Susan Blair, que embarcara em Bridgeport às 7h15, verificou se dispunha de quantidade suficiente de lápis com ponta. Colocou sua bolsa sobre o assento do lado, para garantir um lugar para Hugh J. Waterman, que, às 7h57, embarcaria em Stamford.

Waterman, diretor da Companhia de Investimentos Waterman, fazia a viagem diária para Nova York. Era um homem metódico e, ao mesmo tempo, um dínamo humano. Todas as manhãs fazia ditados, rápidos e resumidos, durante todo o percurso de Stamford à Rua 125; e repetia a mesma coisa todas as tardes, no trem das 17h2, que partia de Nova York.

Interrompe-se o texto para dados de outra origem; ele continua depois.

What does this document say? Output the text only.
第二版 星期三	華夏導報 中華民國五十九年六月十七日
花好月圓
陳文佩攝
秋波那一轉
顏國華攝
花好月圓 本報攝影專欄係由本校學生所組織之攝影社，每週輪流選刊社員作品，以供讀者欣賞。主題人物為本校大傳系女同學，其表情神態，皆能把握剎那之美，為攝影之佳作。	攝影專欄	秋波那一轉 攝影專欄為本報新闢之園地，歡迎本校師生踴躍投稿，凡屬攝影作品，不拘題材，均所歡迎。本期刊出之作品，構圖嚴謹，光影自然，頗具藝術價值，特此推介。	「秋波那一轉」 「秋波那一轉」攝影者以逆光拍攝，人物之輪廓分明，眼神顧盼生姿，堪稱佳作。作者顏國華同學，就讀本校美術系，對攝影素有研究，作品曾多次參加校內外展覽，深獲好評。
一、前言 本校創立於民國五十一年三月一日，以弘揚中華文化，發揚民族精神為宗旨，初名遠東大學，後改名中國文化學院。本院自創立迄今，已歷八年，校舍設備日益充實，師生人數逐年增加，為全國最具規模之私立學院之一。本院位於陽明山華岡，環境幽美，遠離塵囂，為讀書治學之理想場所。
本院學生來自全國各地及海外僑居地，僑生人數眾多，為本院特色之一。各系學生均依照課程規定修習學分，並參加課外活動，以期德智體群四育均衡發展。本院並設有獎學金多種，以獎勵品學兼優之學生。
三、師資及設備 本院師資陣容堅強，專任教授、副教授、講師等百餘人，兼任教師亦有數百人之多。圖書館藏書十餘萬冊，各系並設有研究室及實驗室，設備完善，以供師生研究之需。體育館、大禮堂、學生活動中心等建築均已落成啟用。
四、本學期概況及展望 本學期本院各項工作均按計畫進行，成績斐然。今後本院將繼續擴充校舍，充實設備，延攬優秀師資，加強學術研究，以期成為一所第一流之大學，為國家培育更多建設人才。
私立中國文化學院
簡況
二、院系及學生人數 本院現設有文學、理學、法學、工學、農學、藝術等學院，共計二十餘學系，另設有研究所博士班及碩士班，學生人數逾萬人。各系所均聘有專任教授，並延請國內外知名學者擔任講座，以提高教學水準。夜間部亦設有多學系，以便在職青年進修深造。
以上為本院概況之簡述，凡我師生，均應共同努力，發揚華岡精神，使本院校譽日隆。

Susan se empregara como sua secretária há alguns meses. Raramente o via em seu escritório de Nova York. Lá, ela passava a maior parte do tempo digitando o que ele ditava no trem. Não era um trabalho exaustivo, considerando-se o bom salário que recebia.

De bloco e lápis prontos, Susan tirou um minuto para maquilar-se. O seu espelhinho refletia um rosto pequeno e alerta, olhos vivos, um nariz levemente arrebitado e uma grande mecha solta de cabelos louros. Acertou a pintura dos lábios.

Waterman era o que se podia chamar um modelo de equilíbrio, sempre preciso e eficiente.
Eram 7h53, e o trem passou por Glenbrook sem parar. A essa hora, em dezembro, ainda era escuro e as pessoas na plataforma mais pareciam sombras cinzentas.

Dentro do carro, as luzes ainda estavam acesas. Os passageiros que embarcaram em Bridgeport, Norwalk e Darien já tinham se acomodado confortavelmente. O inevitável jogo de bridge já fora organizado. Viajavam corretores, comerciantes e editores. Susan viu o jovem Phil Dodds, mais à frente , lendo um programa de corridas de cavalo. Dodds era um dos sócios da Cia. Waterman; e Susan não o tinha em boa conta, porque, embora sendo um homem casado, era visto freqüentemente almoçando com moças do escritório.

Bem defronte, sentava-se o “antipático”. Ela assim o chamava porque todas as manhãs ele escolhia um lugar defronte ao dela ou o mais perto possível.

Ele era um tipo sombrio e melancólico, que jamais dirigia uma palavra ou um olhar a Susan. Ficava sempre alheio a tudo, até o momento em que Waterman embarcava em Stamford, quando, então, se tornava muito atencioso, não com a moça, mas com o próprio Waterman. Susan Blair era uma observadora incomum. Gostava de classificar as pessoas; e, para ela, o “antipático” era um caçador de informações sobre o mercado de títulos, sempre tentando ouvir o que ditava o perito em investimentos Hugh J. Waterman.

O fiscal do trem pediu a passagem do “antipático”.

– Bom-dia, Conkling.

O fiscal conhecia todos os passageiros pelo nome ou de vista. Tomou, depois, a passagem do passageiro do banco de trás de Susan, mas sem o cumprimentar pelo nome.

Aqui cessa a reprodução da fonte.